Autant notre cerveau semble bien n’être qu’un ordinateur massivement parallèle, régi par les lois déterministes de la physique, autant nos interactions présentent bien des similitudes avec un système chaotique. La perception que nous avons de l’esprit de l’Autre dépend d’une multitude de facteurs. Regardons-nous la personne quand elle nous parle ? Avons-nous l’esprit ailleurs à ce moment-là ? Une voiture passe-t-elle dans la rue, qui nous fait nous méprendre sur tel ou tel mot ? Notre expérience des relations humaines confirme que la communication verbale ou non-verbale est toujours entachée d’erreurs d’interprétation, d’incompréhensions, d’approximations. Poser le déterminisme des informations transmises par ce canal paraît incongru, au contraire des impulsions parcourant le système nerveux. C’est donc la relation, constitutive de la conscience composite, qui introduit le nécessaire indéterminisme.

Il ne viendrait à l’idée de personne d’affirmer que nous sommes capables de copier l’esprit de l’Autre dans son intégralité ; cette copie est toujours partielle. Nous pouvons nous figurer ses états émotionnels ou ses intentions, mais souvent, comme nous en faisons tous l’expérience, nous nous trompons. C’est à n’en pas douter une des principales objections à l’idée d’esprit composite. Comment un mécanisme aussi mal huilé pourrait-il donner accès à l’esprit conscient, l’aboutissement de quinze milliards d’années d’évolution ? Mais cette imperfection des échanges est aussi une condition d’apparition de la conscience. Si les échanges étaient parfaits, sans perte d’information, si nos idiomes s’apparentaient à un langage informatique, froid et parfaitement déterministe, le système composé de plusieurs cerveaux serait formellement de même nature qu’un cerveau isolé, et pourrait être modélisé par une machine de Turing. Notre esprit serait nécessairement mécanique. C’est le bogue primordial du système qui fait de nous ce que nous sommes. C’est l’incommunicabilité, que nous percevons souvent comme une malédiction de notre espèce, qui nous permet l’existence.

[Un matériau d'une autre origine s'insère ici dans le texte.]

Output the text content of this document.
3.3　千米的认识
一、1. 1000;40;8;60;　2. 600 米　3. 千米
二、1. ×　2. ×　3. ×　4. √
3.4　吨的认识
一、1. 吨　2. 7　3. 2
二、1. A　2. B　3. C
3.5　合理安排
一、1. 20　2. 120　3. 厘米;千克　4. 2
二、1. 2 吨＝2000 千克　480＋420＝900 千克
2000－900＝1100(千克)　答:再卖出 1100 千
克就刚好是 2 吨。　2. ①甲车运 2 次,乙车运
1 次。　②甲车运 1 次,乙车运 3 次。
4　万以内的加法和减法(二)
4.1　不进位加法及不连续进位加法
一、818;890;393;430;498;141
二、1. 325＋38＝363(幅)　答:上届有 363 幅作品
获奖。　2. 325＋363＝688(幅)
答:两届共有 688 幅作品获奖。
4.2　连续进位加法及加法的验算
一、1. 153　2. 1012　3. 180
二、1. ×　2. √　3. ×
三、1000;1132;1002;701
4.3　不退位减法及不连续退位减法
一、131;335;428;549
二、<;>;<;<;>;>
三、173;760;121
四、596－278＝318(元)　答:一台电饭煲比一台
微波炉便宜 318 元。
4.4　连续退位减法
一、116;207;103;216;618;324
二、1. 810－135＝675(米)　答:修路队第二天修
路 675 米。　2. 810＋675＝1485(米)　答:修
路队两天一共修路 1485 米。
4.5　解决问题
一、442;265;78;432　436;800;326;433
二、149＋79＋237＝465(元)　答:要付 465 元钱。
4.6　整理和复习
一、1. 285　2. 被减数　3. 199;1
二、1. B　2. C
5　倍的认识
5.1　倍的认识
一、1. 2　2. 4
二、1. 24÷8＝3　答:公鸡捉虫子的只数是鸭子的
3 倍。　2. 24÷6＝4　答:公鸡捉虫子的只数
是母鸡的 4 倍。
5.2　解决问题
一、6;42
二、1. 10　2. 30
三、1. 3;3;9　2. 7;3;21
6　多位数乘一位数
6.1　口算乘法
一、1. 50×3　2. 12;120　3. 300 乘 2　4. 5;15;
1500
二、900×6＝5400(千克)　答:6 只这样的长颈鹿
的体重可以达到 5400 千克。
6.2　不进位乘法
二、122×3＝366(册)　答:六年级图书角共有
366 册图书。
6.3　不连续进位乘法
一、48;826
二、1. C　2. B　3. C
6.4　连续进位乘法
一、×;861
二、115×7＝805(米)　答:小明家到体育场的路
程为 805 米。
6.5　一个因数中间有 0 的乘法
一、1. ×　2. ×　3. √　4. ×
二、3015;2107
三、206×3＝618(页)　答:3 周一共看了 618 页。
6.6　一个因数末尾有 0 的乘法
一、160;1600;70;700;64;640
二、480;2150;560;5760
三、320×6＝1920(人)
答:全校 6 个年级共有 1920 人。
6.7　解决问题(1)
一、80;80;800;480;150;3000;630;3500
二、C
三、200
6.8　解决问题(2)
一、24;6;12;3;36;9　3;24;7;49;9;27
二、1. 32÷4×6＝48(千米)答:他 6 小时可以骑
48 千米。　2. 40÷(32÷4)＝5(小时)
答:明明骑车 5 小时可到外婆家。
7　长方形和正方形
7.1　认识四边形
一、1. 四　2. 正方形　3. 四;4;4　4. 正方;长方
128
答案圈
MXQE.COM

Si l’objectif du langage se limitait à l’efficacité des échanges, nos langues et dialectes ne seraient pas aussi complexes et ambigus. Les échecs des tentatives de rationalisation et d’uniformisation, comme par exemple l’esperanto, pourraient être dus à la connaissance inconsciente de la nécessité d’un mode d’échange indéterministe. Le succès universel de la littérature et de la poésie s’expliquerait-il par leur capacité à éveiller la conscience bien plus qu’un discours rationnel, justement parce qu’elles ne sont pas rationnelles ? Le mythe de Babel parle-t-il d’une punition divine interdisant à l’homme de gagner la conscience parfaite, ou au contraire, est-ce l’interdit anthropologique du langage universel et déterministe, qui serait le plus sûr moyen de perdre cette conscience ?

L’indéterminisme que tout le monde cherchait dans les limites du corps se trouve en dehors, dans nos relations humaines, et il a une explication parfaitement scientifique, et cela implique que la thèse d’Alan Turing de la possibilité formelle de la modélisation de l’esprit humain par un algorithme est erronée. Avec notre hypothèse de départ, seul un algorithme modélisant le fonctionnement des différents cerveaux participant à l’esprit composite ainsi que l’échange d’informations entre ceux-ci est valide. Un tel algorithme, au sens de Turing, représente une fonction mathématique déterminée. Si des données perturbées, non-déterministes, sont introduites au sein de la machine, dans l’algorithme même, la fonction ne peut en aucun cas être déterministe. Une machine de Turing ne modélisera jamais fidèlement l’esprit humain. Cependant, on ne peut pas en conclure qu’une machine pensante est théoriquement impossible. On peut imaginer un réseau d’ordinateurs introduisant une certaine dose d’indéterminisme dans leurs échanges…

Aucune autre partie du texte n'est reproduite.